OK, so I've complained a little about how difficult it is to work on
this thing. But, being the mechanical wonder that it is, it constantly
amazes you when you finally get it done and you watch it work correctly.
Truly an awesome chunk of machinery. The dispensing of a 10 inch record
from the hopper goes on without much to alert you to the various gyrations
going on in the machine. But, of course, you'll know what's really
happening from having adjusted all those hidden movements. With locknuts.
But when it comes to putting out a 12 inch record, you find yourself
holding
your breath as you watch it pushed WAY OUT of the hopper, then wait to see
if it slides sloooowwly back down the loader ring as it's supposed to
(under
gravity), and that it mates correctly on BOTH of the 12 inch index pins
which will hold it in the correct orientation to allow the hole to mate
with
the platter spindle when the loader ring flops down. Ahhh, it made it.
Another successful cycle completed. For all of the goings on when this
machine cycles, it is eerily quiet during most of the cycle. Nail-bitingly
so. Is the record dispensing squarely? Will it hit the index pins
correctly? You come to anticipate the four significant commotions that
occur during a cycle: 1) - A scraping noise as the mechanism is first
tripped (this is the unavoidable result of metal parts scraping together
as
the ratchet drive clutch is triggered). 2) - The clatter of the played
record as it is slung off the platter and into the spent record
compartment.
Did it go all the way? Did it crack this time? And now - a long, nervously
quiet pause. The record dispensing motions are almost noiseless. Then 3) -
A scrape and clunk as the record loader ring is sent home and deposits the
next record on the platter. Then the needle sets down on the record.

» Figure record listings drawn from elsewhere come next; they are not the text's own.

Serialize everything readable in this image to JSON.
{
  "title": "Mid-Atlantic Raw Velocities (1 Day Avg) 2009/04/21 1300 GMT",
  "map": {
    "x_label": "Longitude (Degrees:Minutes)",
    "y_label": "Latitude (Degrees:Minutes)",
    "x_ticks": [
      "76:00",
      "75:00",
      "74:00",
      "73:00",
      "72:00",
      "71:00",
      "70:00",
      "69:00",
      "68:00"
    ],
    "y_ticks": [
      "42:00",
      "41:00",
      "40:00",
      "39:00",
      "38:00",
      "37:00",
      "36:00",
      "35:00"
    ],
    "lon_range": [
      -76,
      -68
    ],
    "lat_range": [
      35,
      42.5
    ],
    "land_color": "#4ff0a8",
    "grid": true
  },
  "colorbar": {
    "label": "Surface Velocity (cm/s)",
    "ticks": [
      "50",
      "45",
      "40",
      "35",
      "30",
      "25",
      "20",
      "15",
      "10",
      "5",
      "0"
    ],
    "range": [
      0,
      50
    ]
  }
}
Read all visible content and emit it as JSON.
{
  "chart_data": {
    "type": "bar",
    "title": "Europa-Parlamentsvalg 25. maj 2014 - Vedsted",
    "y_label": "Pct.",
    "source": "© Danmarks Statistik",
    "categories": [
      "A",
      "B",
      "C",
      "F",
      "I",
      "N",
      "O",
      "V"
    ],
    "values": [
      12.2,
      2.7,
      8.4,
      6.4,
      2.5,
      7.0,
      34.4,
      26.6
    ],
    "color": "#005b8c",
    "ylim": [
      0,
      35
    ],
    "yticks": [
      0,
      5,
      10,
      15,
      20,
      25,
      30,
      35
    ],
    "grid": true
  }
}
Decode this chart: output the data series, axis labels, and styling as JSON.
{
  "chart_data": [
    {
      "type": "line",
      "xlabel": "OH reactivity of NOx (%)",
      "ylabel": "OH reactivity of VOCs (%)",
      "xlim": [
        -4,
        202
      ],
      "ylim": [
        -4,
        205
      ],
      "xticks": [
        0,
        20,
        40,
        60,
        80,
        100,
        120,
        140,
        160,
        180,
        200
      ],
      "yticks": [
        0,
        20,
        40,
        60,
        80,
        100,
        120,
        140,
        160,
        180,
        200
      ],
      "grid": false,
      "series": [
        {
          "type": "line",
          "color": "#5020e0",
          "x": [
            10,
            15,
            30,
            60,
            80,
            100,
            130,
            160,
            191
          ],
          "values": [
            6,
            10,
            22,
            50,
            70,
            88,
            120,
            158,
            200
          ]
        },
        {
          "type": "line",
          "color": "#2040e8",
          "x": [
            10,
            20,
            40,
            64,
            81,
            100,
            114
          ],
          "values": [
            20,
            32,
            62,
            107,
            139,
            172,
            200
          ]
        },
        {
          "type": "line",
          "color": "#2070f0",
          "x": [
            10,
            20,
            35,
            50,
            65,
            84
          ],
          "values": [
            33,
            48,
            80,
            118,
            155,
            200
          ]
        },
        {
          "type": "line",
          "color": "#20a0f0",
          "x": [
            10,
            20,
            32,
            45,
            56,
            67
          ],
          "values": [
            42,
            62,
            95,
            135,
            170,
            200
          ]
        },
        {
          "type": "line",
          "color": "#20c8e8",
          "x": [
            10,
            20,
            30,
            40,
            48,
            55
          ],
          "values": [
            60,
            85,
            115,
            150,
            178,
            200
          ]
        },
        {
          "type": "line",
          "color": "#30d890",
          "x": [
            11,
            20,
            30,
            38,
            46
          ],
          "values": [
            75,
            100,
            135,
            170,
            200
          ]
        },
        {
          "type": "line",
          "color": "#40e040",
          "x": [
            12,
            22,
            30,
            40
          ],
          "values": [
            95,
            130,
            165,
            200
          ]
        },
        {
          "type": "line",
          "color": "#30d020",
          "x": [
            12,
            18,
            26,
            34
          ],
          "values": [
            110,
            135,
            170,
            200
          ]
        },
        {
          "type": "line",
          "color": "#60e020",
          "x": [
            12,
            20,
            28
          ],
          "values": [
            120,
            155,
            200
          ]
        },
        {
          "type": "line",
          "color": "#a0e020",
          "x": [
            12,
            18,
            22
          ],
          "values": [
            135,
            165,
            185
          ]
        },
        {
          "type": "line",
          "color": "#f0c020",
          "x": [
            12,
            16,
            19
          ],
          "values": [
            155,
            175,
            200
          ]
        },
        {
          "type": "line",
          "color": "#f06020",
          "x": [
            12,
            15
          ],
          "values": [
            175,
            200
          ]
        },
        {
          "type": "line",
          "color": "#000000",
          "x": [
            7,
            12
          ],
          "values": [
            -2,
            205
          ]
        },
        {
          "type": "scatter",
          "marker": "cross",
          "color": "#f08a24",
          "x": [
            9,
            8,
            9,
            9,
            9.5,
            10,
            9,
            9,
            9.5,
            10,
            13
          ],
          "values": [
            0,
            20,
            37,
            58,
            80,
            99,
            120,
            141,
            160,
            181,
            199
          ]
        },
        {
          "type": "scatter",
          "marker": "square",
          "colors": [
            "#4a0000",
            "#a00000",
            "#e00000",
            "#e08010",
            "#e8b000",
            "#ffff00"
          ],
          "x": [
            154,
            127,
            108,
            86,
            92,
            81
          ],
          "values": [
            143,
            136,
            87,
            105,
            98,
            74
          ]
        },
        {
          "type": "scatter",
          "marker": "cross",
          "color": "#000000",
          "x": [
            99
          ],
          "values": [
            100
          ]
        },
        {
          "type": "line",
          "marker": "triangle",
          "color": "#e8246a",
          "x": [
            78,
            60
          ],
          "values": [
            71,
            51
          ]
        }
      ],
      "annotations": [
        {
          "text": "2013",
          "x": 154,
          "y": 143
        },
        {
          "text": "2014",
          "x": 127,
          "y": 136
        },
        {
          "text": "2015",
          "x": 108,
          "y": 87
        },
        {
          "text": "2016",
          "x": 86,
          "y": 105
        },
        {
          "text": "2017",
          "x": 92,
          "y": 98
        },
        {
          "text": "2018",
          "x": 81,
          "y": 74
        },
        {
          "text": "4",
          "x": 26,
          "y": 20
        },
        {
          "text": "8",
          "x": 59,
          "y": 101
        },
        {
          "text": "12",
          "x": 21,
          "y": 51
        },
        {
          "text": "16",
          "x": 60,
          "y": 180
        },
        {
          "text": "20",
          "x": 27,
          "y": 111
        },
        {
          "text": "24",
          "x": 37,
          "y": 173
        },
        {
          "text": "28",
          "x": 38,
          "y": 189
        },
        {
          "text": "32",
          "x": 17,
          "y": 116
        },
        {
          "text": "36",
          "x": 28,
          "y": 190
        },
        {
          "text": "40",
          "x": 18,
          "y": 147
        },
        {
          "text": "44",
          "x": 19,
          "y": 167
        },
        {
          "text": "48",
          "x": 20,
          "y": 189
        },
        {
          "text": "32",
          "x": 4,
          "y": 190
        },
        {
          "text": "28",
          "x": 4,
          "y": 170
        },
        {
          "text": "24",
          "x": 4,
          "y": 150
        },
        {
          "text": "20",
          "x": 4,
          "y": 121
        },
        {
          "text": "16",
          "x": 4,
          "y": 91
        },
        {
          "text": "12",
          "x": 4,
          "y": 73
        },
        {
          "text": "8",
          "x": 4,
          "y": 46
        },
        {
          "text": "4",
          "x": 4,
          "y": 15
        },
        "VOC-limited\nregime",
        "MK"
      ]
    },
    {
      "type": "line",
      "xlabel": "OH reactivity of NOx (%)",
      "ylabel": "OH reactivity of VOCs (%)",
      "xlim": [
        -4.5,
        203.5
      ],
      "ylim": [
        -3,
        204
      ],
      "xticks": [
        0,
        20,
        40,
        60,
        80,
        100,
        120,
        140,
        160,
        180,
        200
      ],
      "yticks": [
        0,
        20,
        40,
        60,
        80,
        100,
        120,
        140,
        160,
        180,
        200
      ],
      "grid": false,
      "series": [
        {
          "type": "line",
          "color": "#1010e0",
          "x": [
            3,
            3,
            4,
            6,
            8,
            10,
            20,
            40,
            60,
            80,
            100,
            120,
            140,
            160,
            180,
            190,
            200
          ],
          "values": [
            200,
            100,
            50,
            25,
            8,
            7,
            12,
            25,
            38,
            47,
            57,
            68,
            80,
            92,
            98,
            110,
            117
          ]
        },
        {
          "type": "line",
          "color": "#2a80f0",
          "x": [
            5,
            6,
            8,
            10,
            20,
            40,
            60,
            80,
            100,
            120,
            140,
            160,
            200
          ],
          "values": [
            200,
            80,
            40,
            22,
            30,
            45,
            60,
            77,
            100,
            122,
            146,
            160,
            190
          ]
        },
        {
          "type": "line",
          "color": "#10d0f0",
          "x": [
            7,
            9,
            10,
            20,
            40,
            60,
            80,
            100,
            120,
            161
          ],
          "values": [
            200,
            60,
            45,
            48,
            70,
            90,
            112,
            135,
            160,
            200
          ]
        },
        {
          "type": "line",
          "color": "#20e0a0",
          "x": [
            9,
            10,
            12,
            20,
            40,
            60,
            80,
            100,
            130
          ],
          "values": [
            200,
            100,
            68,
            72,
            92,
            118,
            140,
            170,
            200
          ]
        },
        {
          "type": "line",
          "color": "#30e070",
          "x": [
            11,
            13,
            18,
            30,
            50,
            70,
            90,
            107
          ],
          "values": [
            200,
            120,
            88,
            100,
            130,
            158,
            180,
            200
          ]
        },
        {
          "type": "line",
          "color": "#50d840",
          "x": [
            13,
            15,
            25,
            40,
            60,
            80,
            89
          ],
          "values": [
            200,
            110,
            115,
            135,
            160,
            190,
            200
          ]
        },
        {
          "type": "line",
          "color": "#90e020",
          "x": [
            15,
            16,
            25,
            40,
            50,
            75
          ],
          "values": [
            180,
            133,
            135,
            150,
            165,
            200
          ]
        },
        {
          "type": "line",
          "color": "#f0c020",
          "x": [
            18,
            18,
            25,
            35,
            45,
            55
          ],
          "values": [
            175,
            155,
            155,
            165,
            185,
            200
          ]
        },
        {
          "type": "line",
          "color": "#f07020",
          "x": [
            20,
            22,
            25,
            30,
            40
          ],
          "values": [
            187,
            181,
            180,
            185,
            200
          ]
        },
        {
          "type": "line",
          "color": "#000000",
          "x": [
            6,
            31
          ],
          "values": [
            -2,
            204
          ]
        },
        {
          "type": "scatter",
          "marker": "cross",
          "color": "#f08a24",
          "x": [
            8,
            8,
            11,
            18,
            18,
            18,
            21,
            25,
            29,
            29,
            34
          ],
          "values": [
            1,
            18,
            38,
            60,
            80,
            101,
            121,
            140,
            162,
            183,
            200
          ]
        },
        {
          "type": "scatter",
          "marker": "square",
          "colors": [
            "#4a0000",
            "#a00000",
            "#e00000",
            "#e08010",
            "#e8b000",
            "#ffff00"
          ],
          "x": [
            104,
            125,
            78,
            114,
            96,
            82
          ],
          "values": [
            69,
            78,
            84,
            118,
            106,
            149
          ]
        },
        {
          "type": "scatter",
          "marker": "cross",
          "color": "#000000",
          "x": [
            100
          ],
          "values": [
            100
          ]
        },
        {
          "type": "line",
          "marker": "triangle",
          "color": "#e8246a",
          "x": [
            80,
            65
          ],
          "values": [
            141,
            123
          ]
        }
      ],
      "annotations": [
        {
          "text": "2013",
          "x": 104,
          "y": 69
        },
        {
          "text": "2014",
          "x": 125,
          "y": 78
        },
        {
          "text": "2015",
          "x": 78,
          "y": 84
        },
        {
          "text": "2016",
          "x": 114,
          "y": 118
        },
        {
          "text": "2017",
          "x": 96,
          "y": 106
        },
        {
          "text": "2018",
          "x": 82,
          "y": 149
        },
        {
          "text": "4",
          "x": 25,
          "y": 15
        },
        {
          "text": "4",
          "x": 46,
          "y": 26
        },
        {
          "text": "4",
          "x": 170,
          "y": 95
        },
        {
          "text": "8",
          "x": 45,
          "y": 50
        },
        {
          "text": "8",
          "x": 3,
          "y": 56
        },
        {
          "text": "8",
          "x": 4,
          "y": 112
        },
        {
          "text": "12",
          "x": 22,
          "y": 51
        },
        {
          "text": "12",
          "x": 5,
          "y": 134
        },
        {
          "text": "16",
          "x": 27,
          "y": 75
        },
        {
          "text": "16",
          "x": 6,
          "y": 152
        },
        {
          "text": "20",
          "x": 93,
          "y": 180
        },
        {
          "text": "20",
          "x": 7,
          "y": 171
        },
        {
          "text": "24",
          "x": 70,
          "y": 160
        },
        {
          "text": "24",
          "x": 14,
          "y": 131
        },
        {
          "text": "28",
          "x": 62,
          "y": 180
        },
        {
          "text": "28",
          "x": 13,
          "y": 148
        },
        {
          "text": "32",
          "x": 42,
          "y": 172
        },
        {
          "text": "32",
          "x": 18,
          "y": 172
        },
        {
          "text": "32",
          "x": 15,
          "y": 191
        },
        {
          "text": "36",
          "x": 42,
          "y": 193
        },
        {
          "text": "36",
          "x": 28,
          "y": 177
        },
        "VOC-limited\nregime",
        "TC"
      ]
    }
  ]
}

Followed shortly by 4) - That same scraping noise that started the cycle
as
the drive clutch disengages. If all is well, you don't hear an additional
noise 2b) just after the played record is slung off. That would be the
crunching of the record as it is caught between the loader ring and the
hopper and busted into shards because it didn't get slung properly out of
the way during noise 2. Ahh, the joys and mystery of it all. What a great
machine! And a helluva conversation piece.